A volunteers' race to the cleanest In aid of rain forest, crews collect litter left by Preakness

May 20, 1991|By C. Fraser Smith

Splintered plastic foam beer coolers lay across the Pimlico infield yesterday morning like pieces of a fractured arctic ice floe.

The crushed and soggy detritus of Saturday's Preakness revelry, accented by a sharp aroma of stale beer and suntan lotion, offered a sullen "Good morning" to a team of 150 environmentalists arriving in a cold rain.

They came with the zeal of those who would save a reckless world and believe it is still possible.

Rosemary Krussman looked at the trash and saw hope for tanagers and parrots.
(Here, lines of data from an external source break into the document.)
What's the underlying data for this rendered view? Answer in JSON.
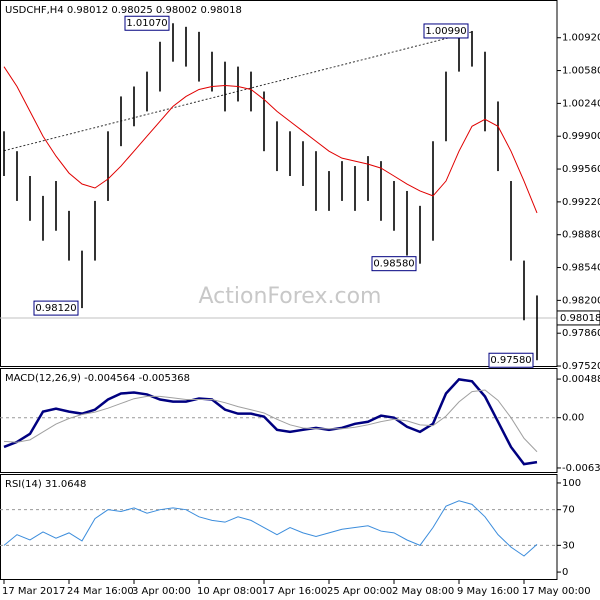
{
  "chart_data": [
    {
      "type": "ohlc",
      "title": "USDCHF,H4 0.98012 0.98025 0.98002 0.98018",
      "watermark": "ActionForex.com",
      "color": "#000000",
      "high": [
        0.99951,
        0.99745,
        0.99488,
        0.99282,
        0.99436,
        0.99127,
        0.98715,
        0.9923,
        0.99951,
        1.00312,
        1.00415,
        1.00569,
        1.00878,
        1.0107,
        1.01033,
        1.00981,
        1.00775,
        1.00672,
        1.00621,
        1.00569,
        1.00363,
        1.00054,
        0.99951,
        0.99848,
        0.99745,
        0.99539,
        0.99642,
        0.99591,
        0.99694,
        0.99642,
        0.99436,
        0.99333,
        0.99179,
        0.99848,
        1.00569,
        1.00981,
        1.0099,
        1.00775,
        1.0026,
        0.99436,
        0.98612,
        0.98251
      ],
      "low": [
        0.99488,
        0.9923,
        0.99024,
        0.98818,
        0.98921,
        0.98612,
        0.9812,
        0.98612,
        0.9923,
        0.99797,
        1.00003,
        1.00157,
        1.00363,
        1.00672,
        1.00621,
        1.00466,
        1.00363,
        1.00157,
        1.0026,
        1.00157,
        0.99745,
        0.99539,
        0.99488,
        0.99385,
        0.99127,
        0.99127,
        0.9923,
        0.99127,
        0.9923,
        0.99024,
        0.98921,
        0.98664,
        0.9858,
        0.98818,
        0.99848,
        1.00569,
        1.00621,
        0.99951,
        0.99539,
        0.98612,
        0.97994,
        0.9758
      ],
      "series": [
        {
          "color": "#e00000",
          "values": [
            1.0062,
            1.00415,
            1.00157,
            0.999,
            0.99694,
            0.99518,
            0.99405,
            0.99364,
            0.99457,
            0.99591,
            0.99745,
            0.999,
            1.00054,
            1.00209,
            1.00312,
            1.00384,
            1.00415,
            1.00425,
            1.00415,
            1.00384,
            1.00281,
            1.00157,
            1.00054,
            0.99951,
            0.99848,
            0.99745,
            0.99673,
            0.99642,
            0.99611,
            0.9957,
            0.99488,
            0.99405,
            0.99333,
            0.99282,
            0.99436,
            0.99745,
            1.00003,
            1.00075,
            1.00003,
            0.99745,
            0.99436,
            0.99106
          ]
        }
      ],
      "trendline": {
        "x": [
          0,
          36
        ],
        "values": [
          0.9975,
          1.0098
        ],
        "color": "#333333"
      },
      "annotations": [
        {
          "value": 1.0107,
          "label": "1.01070"
        },
        {
          "value": 1.0099,
          "label": "1.00990"
        },
        {
          "value": 0.9812,
          "label": "0.98120"
        },
        {
          "value": 0.9858,
          "label": "0.98580"
        },
        {
          "value": 0.9758,
          "label": "0.97580"
        }
      ],
      "current": {
        "value": 0.98018,
        "label": "0.98018"
      },
      "ylim": [
        0.9751,
        1.0129
      ],
      "yticks": [
        {
          "value": 1.0092,
          "label": "1.00920"
        },
        {
          "value": 1.0058,
          "label": "1.00580"
        },
        {
          "value": 1.0024,
          "label": "1.00240"
        },
        {
          "value": 0.999,
          "label": "0.99900"
        },
        {
          "value": 0.9956,
          "label": "0.99560"
        },
        {
          "value": 0.9922,
          "label": "0.99220"
        },
        {
          "value": 0.9888,
          "label": "0.98880"
        },
        {
          "value": 0.9854,
          "label": "0.98540"
        },
        {
          "value": 0.982,
          "label": "0.98200"
        },
        {
          "value": 0.9786,
          "label": "0.97860"
        },
        {
          "value": 0.9752,
          "label": "0.97520"
        }
      ],
      "xticks": [
        {
          "value": 0,
          "label": "17 Mar 2017"
        },
        {
          "value": 5,
          "label": "24 Mar 16:00"
        },
        {
          "value": 10,
          "label": "3 Apr 00:00"
        },
        {
          "value": 15,
          "label": "10 Apr 08:00"
        },
        {
          "value": 20,
          "label": "17 Apr 16:00"
        },
        {
          "value": 25,
          "label": "25 Apr 00:00"
        },
        {
          "value": 30,
          "label": "2 May 08:00"
        },
        {
          "value": 35,
          "label": "9 May 16:00"
        },
        {
          "value": 40,
          "label": "17 May 00:00"
        }
      ]
    },
    {
      "type": "line",
      "title": "MACD(12,26,9) -0.004564 -0.005368",
      "series": [
        {
          "color": "#000080",
          "width": 2.5,
          "values": [
            -0.0037,
            -0.00306,
            -0.00204,
            0.00077,
            0.00115,
            0.00077,
            0.00051,
            0.00102,
            0.0023,
            0.00306,
            0.00319,
            0.00294,
            0.0023,
            0.00204,
            0.00204,
            0.00243,
            0.0023,
            0.00102,
            0.00051,
            0.00051,
            0.00013,
            -0.00153,
            -0.00179,
            -0.00153,
            -0.00128,
            -0.00153,
            -0.00128,
            -0.00077,
            -0.00051,
            0.00026,
            0,
            -0.00115,
            -0.00179,
            -0.00077,
            0.00306,
            0.00485,
            0.0046,
            0.00268,
            -0.00051,
            -0.0037,
            -0.00587,
            -0.00562
          ]
        },
        {
          "color": "#a0a0a0",
          "width": 1,
          "values": [
            -0.003,
            -0.0031,
            -0.0028,
            -0.0018,
            -0.0008,
            -0.0001,
            0.0004,
            0.0007,
            0.0012,
            0.0018,
            0.0024,
            0.0027,
            0.0027,
            0.0025,
            0.0023,
            0.0023,
            0.0023,
            0.0019,
            0.0014,
            0.001,
            0.0006,
            -0.0002,
            -0.0009,
            -0.0013,
            -0.0014,
            -0.0014,
            -0.0014,
            -0.0012,
            -0.0009,
            -0.0005,
            -0.0002,
            -0.0004,
            -0.0009,
            -0.001,
            0.0002,
            0.002,
            0.0033,
            0.0035,
            0.0022,
            0,
            -0.0026,
            -0.0043
          ]
        }
      ],
      "levels": [
        0
      ],
      "ylim": [
        -0.00699,
        0.00603
      ],
      "yticks": [
        0.004883,
        {
          "value": 0,
          "label": "0.00"
        },
        -0.006354
      ]
    },
    {
      "type": "line",
      "title": "RSI(14) 31.0648",
      "series": [
        {
          "color": "#3c8ddc",
          "width": 1,
          "values": [
            30,
            42,
            36,
            45,
            38,
            44,
            35,
            60,
            70,
            68,
            72,
            66,
            70,
            72,
            70,
            62,
            58,
            56,
            62,
            58,
            50,
            42,
            50,
            44,
            40,
            44,
            48,
            50,
            52,
            46,
            44,
            36,
            30,
            50,
            74,
            80,
            76,
            62,
            42,
            28,
            18,
            31.0648
          ]
        }
      ],
      "levels": [
        70,
        30
      ],
      "ylim": [
        -8.9,
        107.8
      ],
      "yticks": [
        100,
        70,
        30,
        0
      ]
    }
  ]
}
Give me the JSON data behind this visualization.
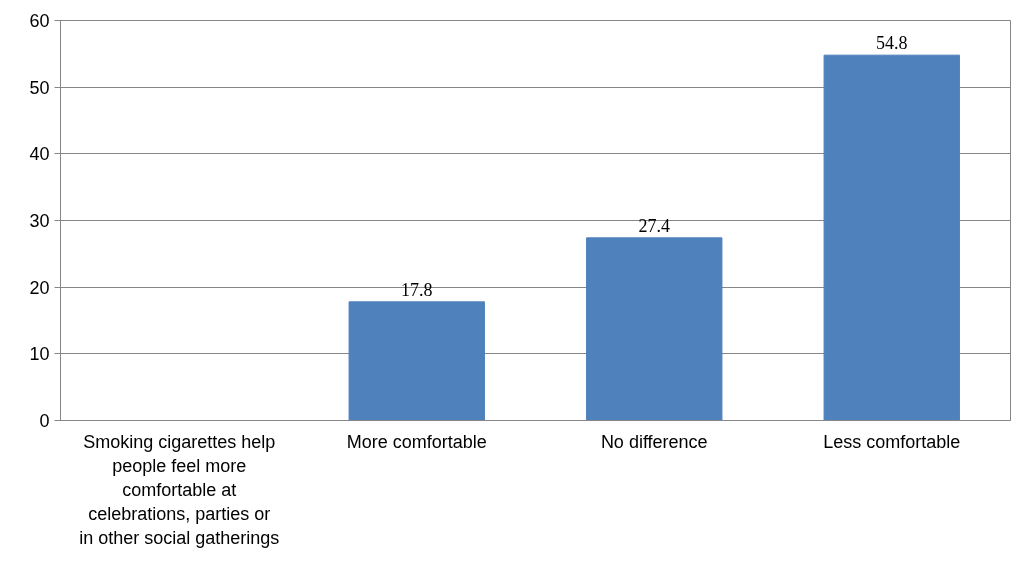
{
  "chart_data": {
    "type": "bar",
    "categories": [
      "Smoking cigarettes help people feel more comfortable at celebrations, parties or in other social gatherings",
      "More comfortable",
      "No difference",
      "Less comfortable"
    ],
    "values": [
      null,
      17.8,
      27.4,
      54.8
    ],
    "color": "#4f81bd",
    "ylim": [
      0,
      60
    ],
    "yticks": [
      0,
      10,
      20,
      30,
      40,
      50,
      60
    ],
    "grid": "y",
    "data_labels": true
  }
}
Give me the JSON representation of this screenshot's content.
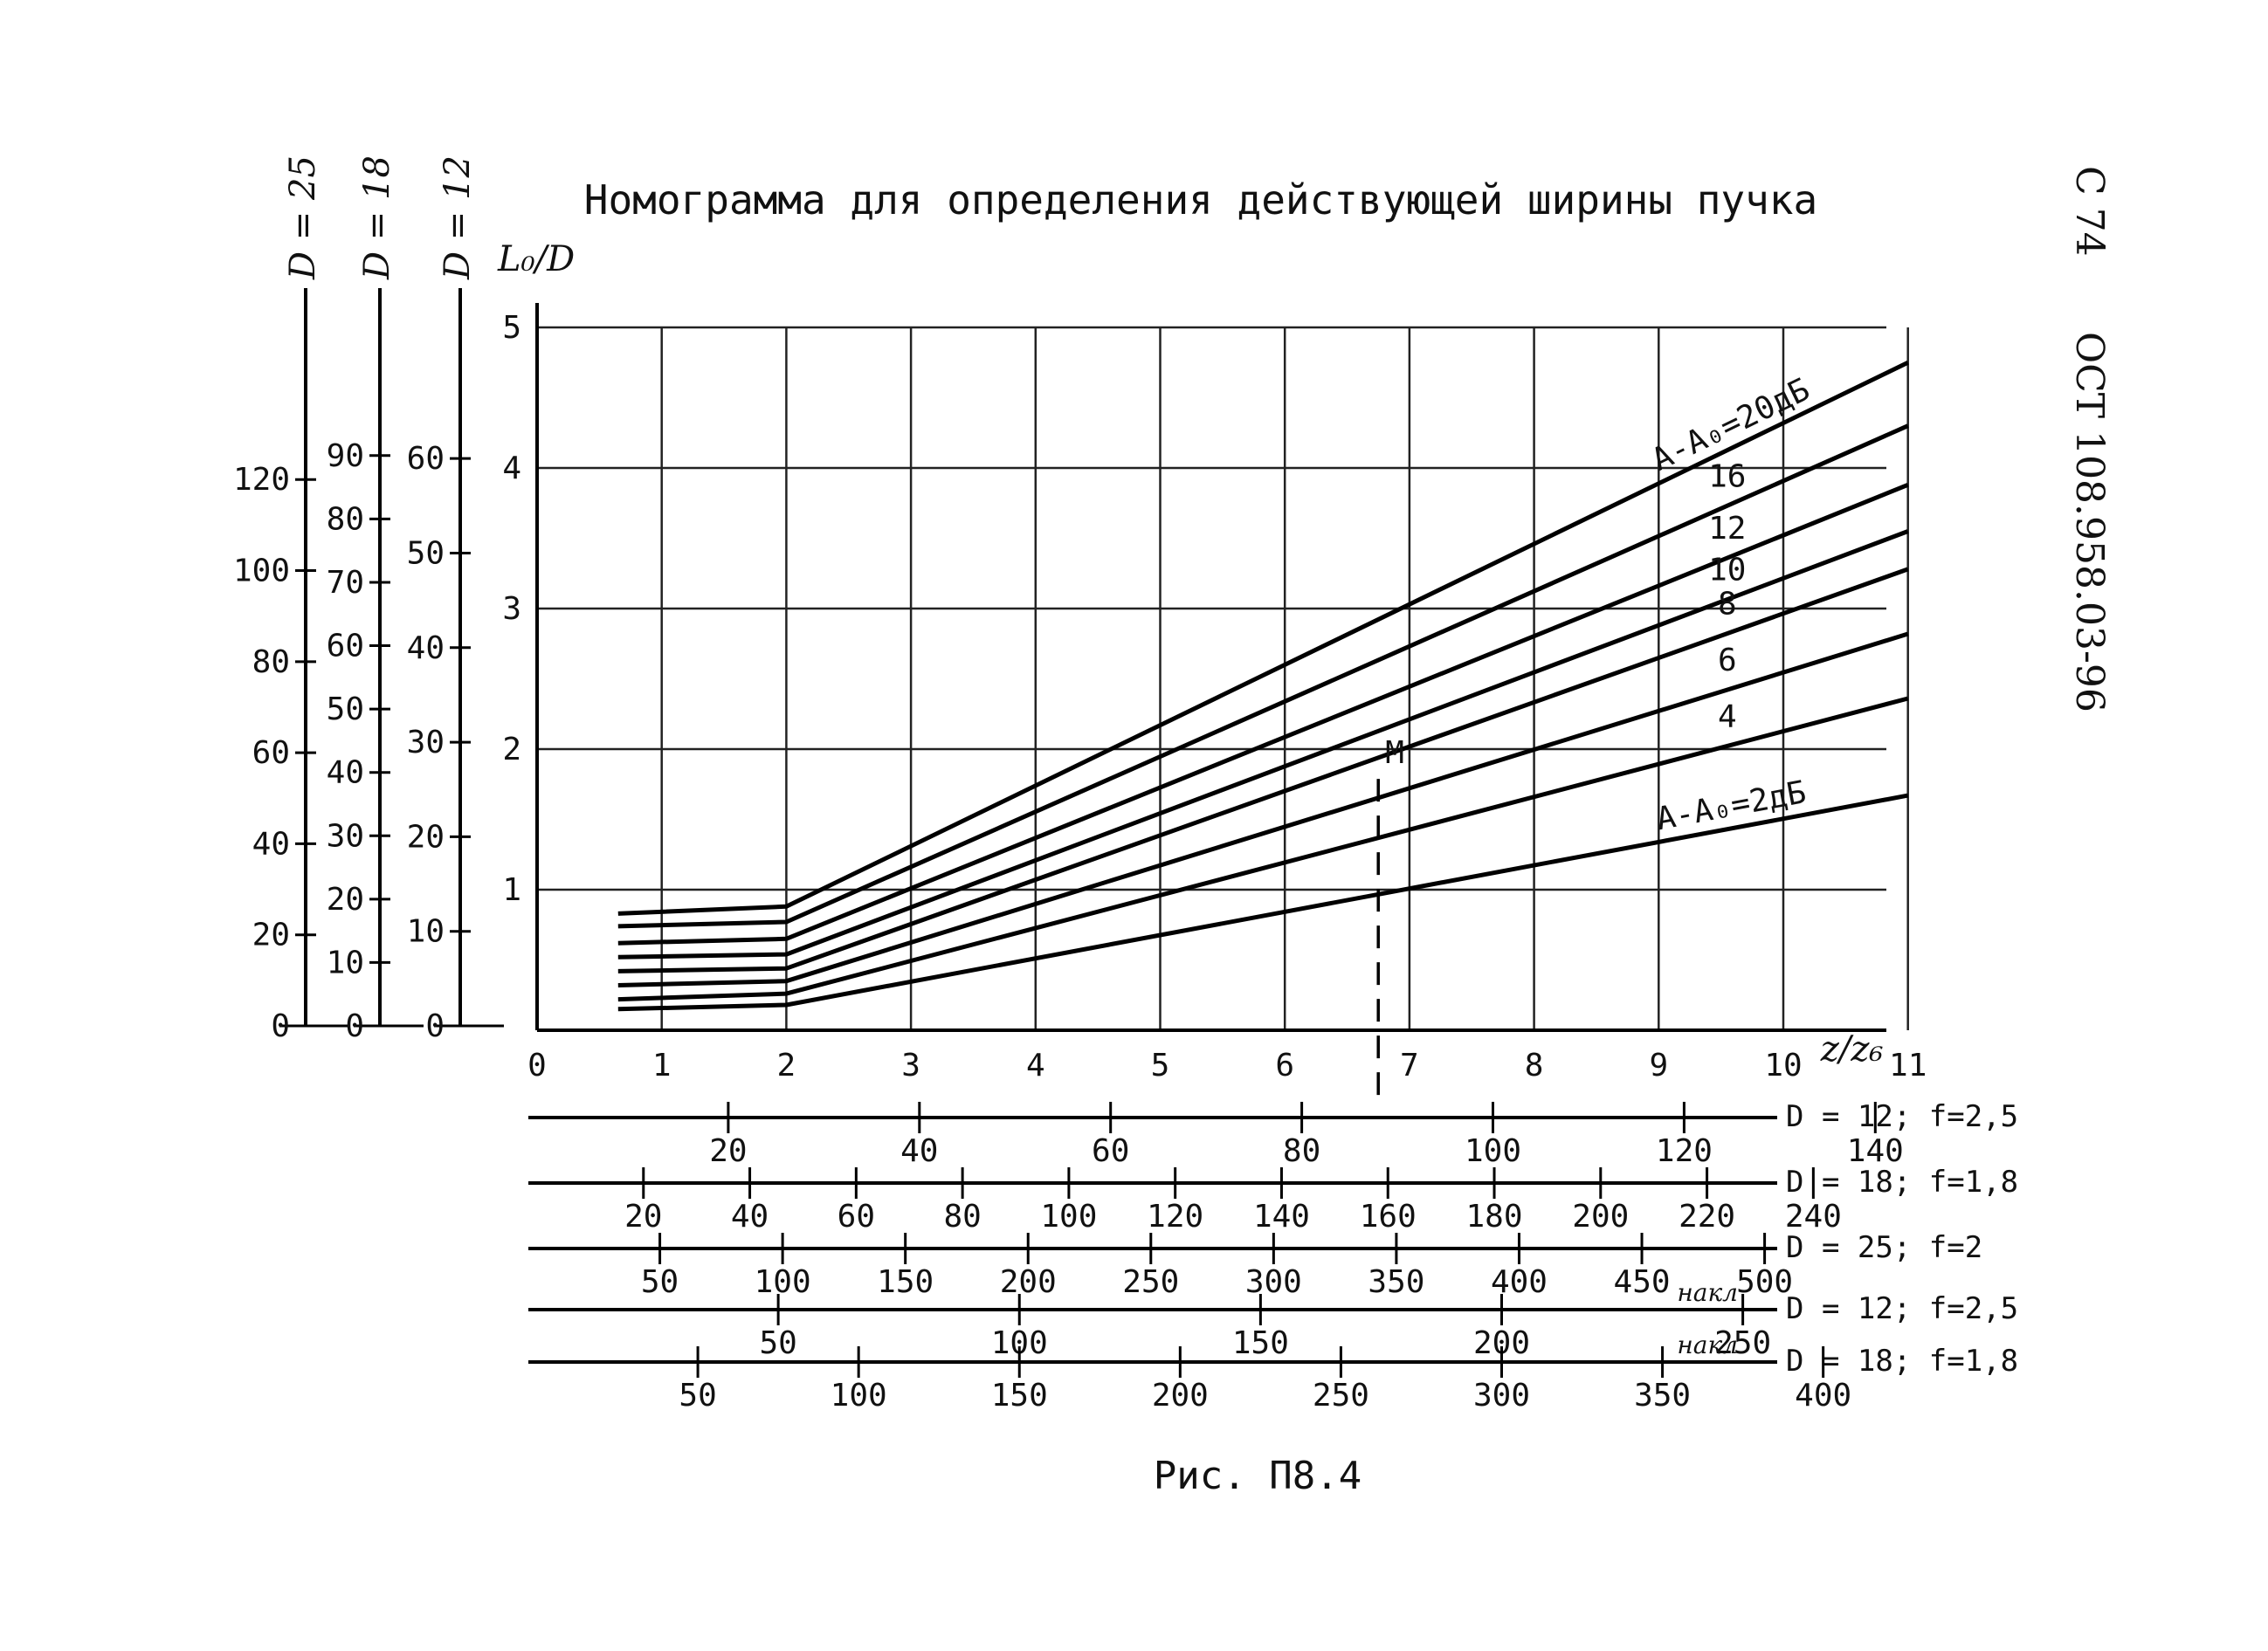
{
  "page": {
    "title": "Номограмма для определения действующей ширины пучка",
    "side_page": "С 74",
    "side_standard": "ОСТ 108.958.03-96",
    "caption": "Рис. П8.4"
  },
  "chart_data": {
    "type": "line",
    "title": "Номограмма для определения действующей ширины пучка",
    "xlabel": "z/z₆",
    "ylabel": "L₀/D",
    "xlim": [
      0,
      11
    ],
    "ylim": [
      0,
      5
    ],
    "x_ticks": [
      0,
      1,
      2,
      3,
      4,
      5,
      6,
      7,
      8,
      9,
      10,
      11
    ],
    "y_ticks": [
      1,
      2,
      3,
      4,
      5
    ],
    "grid": true,
    "series": [
      {
        "name": "А-А₀=2дБ",
        "label": "А-А₀=2дБ",
        "x": [
          0.65,
          2.0,
          11.0
        ],
        "y": [
          0.15,
          0.18,
          1.67
        ]
      },
      {
        "name": "4",
        "label": "4",
        "x": [
          0.65,
          2.0,
          11.0
        ],
        "y": [
          0.22,
          0.26,
          2.36
        ]
      },
      {
        "name": "6",
        "label": "6",
        "x": [
          0.65,
          2.0,
          11.0
        ],
        "y": [
          0.32,
          0.35,
          2.82
        ]
      },
      {
        "name": "8",
        "label": "8",
        "x": [
          0.65,
          2.0,
          11.0
        ],
        "y": [
          0.42,
          0.44,
          3.28
        ]
      },
      {
        "name": "10",
        "label": "10",
        "x": [
          0.65,
          2.0,
          11.0
        ],
        "y": [
          0.52,
          0.54,
          3.55
        ]
      },
      {
        "name": "12",
        "label": "12",
        "x": [
          0.65,
          2.0,
          11.0
        ],
        "y": [
          0.62,
          0.65,
          3.88
        ]
      },
      {
        "name": "16",
        "label": "16",
        "x": [
          0.65,
          2.0,
          11.0
        ],
        "y": [
          0.74,
          0.77,
          4.3
        ]
      },
      {
        "name": "А-А₀=20дБ",
        "label": "А-А₀=20дБ",
        "x": [
          0.65,
          2.0,
          11.0
        ],
        "y": [
          0.83,
          0.88,
          4.75
        ]
      }
    ],
    "annotations": [
      {
        "text": "M",
        "x": 6.75,
        "y": 1.85
      }
    ],
    "example_line_x": 6.75,
    "left_scales": [
      {
        "label": "D = 25",
        "ticks": [
          0,
          20,
          40,
          60,
          80,
          100,
          120
        ],
        "max": 135
      },
      {
        "label": "D = 18",
        "ticks": [
          0,
          10,
          20,
          30,
          40,
          50,
          60,
          70,
          80,
          90
        ],
        "max": 97
      },
      {
        "label": "D = 12",
        "ticks": [
          0,
          10,
          20,
          30,
          40,
          50,
          60
        ],
        "max": 65
      }
    ],
    "bottom_scales": [
      {
        "label": "D = 12; f=2,5",
        "prefix": "",
        "ticks": [
          20,
          40,
          60,
          80,
          100,
          120,
          140
        ],
        "k": 0.0767
      },
      {
        "label": "D = 18; f=1,8",
        "prefix": "",
        "ticks": [
          20,
          40,
          60,
          80,
          100,
          120,
          140,
          160,
          180,
          200,
          220,
          240
        ],
        "k": 0.04267
      },
      {
        "label": "D = 25; f=2",
        "prefix": "",
        "ticks": [
          50,
          100,
          150,
          200,
          250,
          300,
          350,
          400,
          450,
          500
        ],
        "k": 0.0197
      },
      {
        "label": "D = 12; f=2,5",
        "prefix": "накл",
        "ticks": [
          50,
          100,
          150,
          200,
          250
        ],
        "k": 0.0387
      },
      {
        "label": "D = 18; f=1,8",
        "prefix": "накл",
        "ticks": [
          50,
          100,
          150,
          200,
          250,
          300,
          350,
          400
        ],
        "k": 0.0258
      }
    ]
  }
}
Mark Verbin saw hundreds of plastic Pepsi-Cola sun visors and declared them "the wrong thing, baby, Uh-huh!"

And Jack Cover saw -- in his mind's eye -- the poisonous dart frog, a creature the color of a strawberry daiquiri.

Mr. Cover is curator of the rain forest exhibit at the National Aquarium in Baltimore and a devotee of Costa Rica, a country the size of West Virginia that is home to the dart frog and fully half the world's extant species of plant and animal life.

The Baltimore Oriole winters in Costa Rica, according to Ms. Krussman, an aviculturist at the National Aquarium in Baltimore.

Ms. Krussman and the others descended upon the infield yesterday like reverse locusts, leaving only the vegetation.

Stoop laborers in running shoes, work boots and L. L. Bean waders, they made two massive sweeps, filling hundreds of clear-plastic garbage bags with rain-soaked french fries, cookies and crab shells.

They found a working wrist watch, blankets, a pair of white socks, a red baseball cap from Applebee's Grill and Bar, car keys and a key ring marked "You're No. 1, Furlong Agency, Binghamton, N.Y.," and one bra.

Mim King found a $50 bill.

But this was not the real money.

As much as $8,000 was earned in six hours by this coalition of volunteers, most of them employees or volunteers at the Baltimore Zoo, the Washington Zoo, the Nature Conservancy and the aquarium in Baltimore.

With that money they will buy 100 acres of rain forest at $80 per acre in the La Amistad Biosphere Reserve, which straddles the Costa Rica-Panama border.

All the beer drinking, all the crab eating, all the Black-Eyed Susan swizzling, all the betting and dancing and trashing that went on less than a day earlier was being transformed into something benevolent and far-sighted, the volunteers said. Anyone who insists that beer drinking can save the world would have been reaffirmed, in a roundabout way, yesterday morning.

"You have an example of about the worst people can be -- a bunch of drunken slobs -- and then you have this kind of effort," said Rick Halperin, an employee of the Nature Conservancy in Arlington, Va.

Mr. Halperin said he imagined he was recruited because he had so much experience cleaning up after parties.

"I'm just usually more hung over," he said.

Mark Verbin, who takes care of the octopus and other animals at the aquarium, is a Baltimore native who has never been to the Preakness. He said he had always been fearful of the infield "crazies."

"I understand they have a horse race here," deadpanned one of his colleagues.

"I can't believe it was people that did this," said Ms. King a few minutes after finding the $50 bill, wadded and soaked yet still recognizable as legal tender.

Gradually, like restoration experts, she and the others cleaned away the encrustations of civilization to reveal the all-emerald painting of grassy earth below.

"Last year it seemed kind of hopeless," said Sally Grove, a fund-raiser at the Nature Conservancy. "This year, with a few more bodies, it looks like a doable thing."

The cleanup idea had sprung full blown from the Preakness partying.

In 1989, Rosemary Krussman was sitting with her husband, Eric, and friends, who kidded them about their interest in recycling.

"Hey, wouldn't you like to recycle all of this?" one of them asked.

"Yeah," she said, "as a matter of fact, we would."

The next day she called Don Rankin, president of Harry M. Stevens Maintenance Inc. of Baltimore, whose company has the cleanup contract. If she could pull together a crew of volunteers, would he let them collect the aluminum cans in 1990?

Mr. Rankin listened, with skepticism. If he let them do it, he said, they'd have to pick up the trash, too.

He warned and watched for diminution of the cleanup ardor.

"I met with them many, many times. I brought them out here to see what they were up against," he said.

He couldn't dissuade them.

Eventually, he thought, let's take a chance. He offered $2,500 for the cleanup.

He says he was amazed to learn they had gathered 167,000 cans -- worth about $2,500 from the Reynolds recycling operation.

This year, the group is receiving the same pay from Mr. Rankin and expects to earn a little more than last year from the aluminum. Ms. Krussman also enlisted Budweiser, which saw the value of a "green" project and will pay the Krussman team about $2,500, minus the cost of 500 Budweiser, Preakness cleanup volunteer T-shirts.